The AHDA system will combine two automated driving technologies. The first is Cooperative-adaptive Cruise Control, which wirelessly communicate with preceding vehicles to maintain a safe distance. An added advantage to the employment of Cooperative-adaptive Cruise Control is that by reducing unnecessary acceleration and deceleration, the system improves fuel efficiency while helping to reduce traffic congestion.
The second is Lane Trace Control, which employs high-performance cameras, millimeter-wave radar and control software to aid steering and keep the can within an optimal driving line within the lane regardless of speed.

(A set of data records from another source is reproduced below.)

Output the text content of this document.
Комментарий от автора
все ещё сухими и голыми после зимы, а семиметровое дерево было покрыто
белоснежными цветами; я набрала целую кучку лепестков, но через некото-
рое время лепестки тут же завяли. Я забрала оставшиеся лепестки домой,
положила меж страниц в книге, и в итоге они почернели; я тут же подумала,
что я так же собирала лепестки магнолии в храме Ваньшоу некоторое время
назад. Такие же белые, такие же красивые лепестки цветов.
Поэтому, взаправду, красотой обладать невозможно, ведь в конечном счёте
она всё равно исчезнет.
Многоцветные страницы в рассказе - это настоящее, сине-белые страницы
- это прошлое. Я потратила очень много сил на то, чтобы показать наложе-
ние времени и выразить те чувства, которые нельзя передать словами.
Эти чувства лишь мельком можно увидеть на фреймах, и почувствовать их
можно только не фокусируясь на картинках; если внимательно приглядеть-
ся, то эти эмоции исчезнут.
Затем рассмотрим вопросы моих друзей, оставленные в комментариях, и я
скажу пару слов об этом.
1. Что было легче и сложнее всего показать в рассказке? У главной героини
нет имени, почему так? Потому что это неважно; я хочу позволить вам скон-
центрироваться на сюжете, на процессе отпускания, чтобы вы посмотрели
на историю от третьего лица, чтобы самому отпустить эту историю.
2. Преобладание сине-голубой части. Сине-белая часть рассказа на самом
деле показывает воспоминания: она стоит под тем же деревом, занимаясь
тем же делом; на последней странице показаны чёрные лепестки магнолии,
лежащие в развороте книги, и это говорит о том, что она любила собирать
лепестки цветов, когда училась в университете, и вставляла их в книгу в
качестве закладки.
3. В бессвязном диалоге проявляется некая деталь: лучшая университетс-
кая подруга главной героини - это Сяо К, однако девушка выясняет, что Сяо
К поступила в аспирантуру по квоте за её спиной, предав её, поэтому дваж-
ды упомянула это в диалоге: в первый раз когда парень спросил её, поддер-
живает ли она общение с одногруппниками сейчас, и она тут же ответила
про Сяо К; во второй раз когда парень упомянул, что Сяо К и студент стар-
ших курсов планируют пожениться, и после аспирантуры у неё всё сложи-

Basically the AHDA system will use sensors to locate first locate cars, pedestrians and other obstacles and then take appropriate actions if required. The system will not only brake if required, but take control of the steering to avoid hitting object the sensors have determined are in the car’s path. The AHDA system will first gives the driver an opportunity to react first by bringing up a visual cue and triggering an audible alarm before taking action on its own. The goal isn’t to take complete control away from the driver, but rather to help improve safety.
These technologies will be deployed in limited situations at first, with trials conducted on the Shuto Expressway near Tokyo. Initial trials are to begin October 15th.